Egg prices are falling in both Europe and the US, but the forces behind the move could hardly be more different.

In Europe, the market has split in two. Caged and non-certified barn eggs are under the most visible pressure, with a flood of cheap, uncertified supply from Eastern Europe pushing prices lower. Over the week to 11 June, EU caged egg prices eased almost 3%, barn fell nearly 11%, and free-range dropped close to 14%. Polish production continues to undercut domestic producers in German and Dutch wholesale channels. At the same time, KAT-certified, free-range, and organic eggs remain critically short, with available volume largely pre-committed and effectively unavailable for spot purchase.

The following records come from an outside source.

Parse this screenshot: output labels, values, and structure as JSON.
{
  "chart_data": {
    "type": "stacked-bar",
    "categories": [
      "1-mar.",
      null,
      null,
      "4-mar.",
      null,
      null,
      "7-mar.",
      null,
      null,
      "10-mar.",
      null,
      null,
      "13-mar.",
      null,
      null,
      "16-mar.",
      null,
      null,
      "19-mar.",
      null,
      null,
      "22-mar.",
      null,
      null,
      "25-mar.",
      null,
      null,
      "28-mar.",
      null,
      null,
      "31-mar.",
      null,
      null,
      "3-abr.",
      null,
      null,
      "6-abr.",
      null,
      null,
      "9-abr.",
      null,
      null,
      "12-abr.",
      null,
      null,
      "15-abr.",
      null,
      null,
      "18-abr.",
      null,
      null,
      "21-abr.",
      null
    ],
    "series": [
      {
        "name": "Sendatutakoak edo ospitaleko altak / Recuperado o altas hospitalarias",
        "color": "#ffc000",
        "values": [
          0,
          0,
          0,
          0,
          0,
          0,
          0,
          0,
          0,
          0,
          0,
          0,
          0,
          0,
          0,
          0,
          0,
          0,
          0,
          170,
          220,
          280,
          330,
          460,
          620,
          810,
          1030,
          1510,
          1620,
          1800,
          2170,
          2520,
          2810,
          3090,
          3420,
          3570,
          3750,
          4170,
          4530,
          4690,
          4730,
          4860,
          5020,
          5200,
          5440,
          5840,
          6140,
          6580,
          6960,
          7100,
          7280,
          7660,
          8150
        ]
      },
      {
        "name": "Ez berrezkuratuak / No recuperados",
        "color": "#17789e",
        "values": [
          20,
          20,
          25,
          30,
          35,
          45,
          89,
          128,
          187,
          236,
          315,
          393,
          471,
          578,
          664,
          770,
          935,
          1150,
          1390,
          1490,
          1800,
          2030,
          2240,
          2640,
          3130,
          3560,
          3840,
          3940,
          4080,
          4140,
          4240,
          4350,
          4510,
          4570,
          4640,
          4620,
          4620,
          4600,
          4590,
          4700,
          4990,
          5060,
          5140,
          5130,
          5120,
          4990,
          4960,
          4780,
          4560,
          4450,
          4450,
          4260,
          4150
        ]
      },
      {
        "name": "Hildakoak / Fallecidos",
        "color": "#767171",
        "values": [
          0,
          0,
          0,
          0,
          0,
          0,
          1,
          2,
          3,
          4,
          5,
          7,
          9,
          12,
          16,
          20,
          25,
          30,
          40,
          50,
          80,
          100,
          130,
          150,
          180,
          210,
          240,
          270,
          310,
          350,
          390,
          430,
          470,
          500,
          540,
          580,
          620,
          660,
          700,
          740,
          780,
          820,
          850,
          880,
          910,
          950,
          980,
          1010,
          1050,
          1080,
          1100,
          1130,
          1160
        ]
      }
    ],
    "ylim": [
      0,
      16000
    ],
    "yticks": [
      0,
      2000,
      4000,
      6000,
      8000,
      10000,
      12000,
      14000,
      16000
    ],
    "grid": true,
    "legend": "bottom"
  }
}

The US is a story of recovery outpacing demand. The layer flock has rebuilt to 302.3 million birds, a near-full recovery from earlier HPAI losses, and shell egg inventories are building. National wholesale prices for large caged white eggs fell more than 19% on the week to 10 June, according to USDA data. Many foodservice and industrial buyers who switched to liquid and processed products during the 2025-26 scarcity have not returned to shell eggs, leaving wholesale demand well below its long-run average.

Feed costs are easing on both sides. Corn and soybean meal have moved lower on bumper South American harvests and a well-planted US crop, offering some margin relief at a moment when producers have little pricing power.

Disease pressure has eased seasonally, though cumulative flock losses this year already exceed 2025 totals and will weigh on supply into autumn.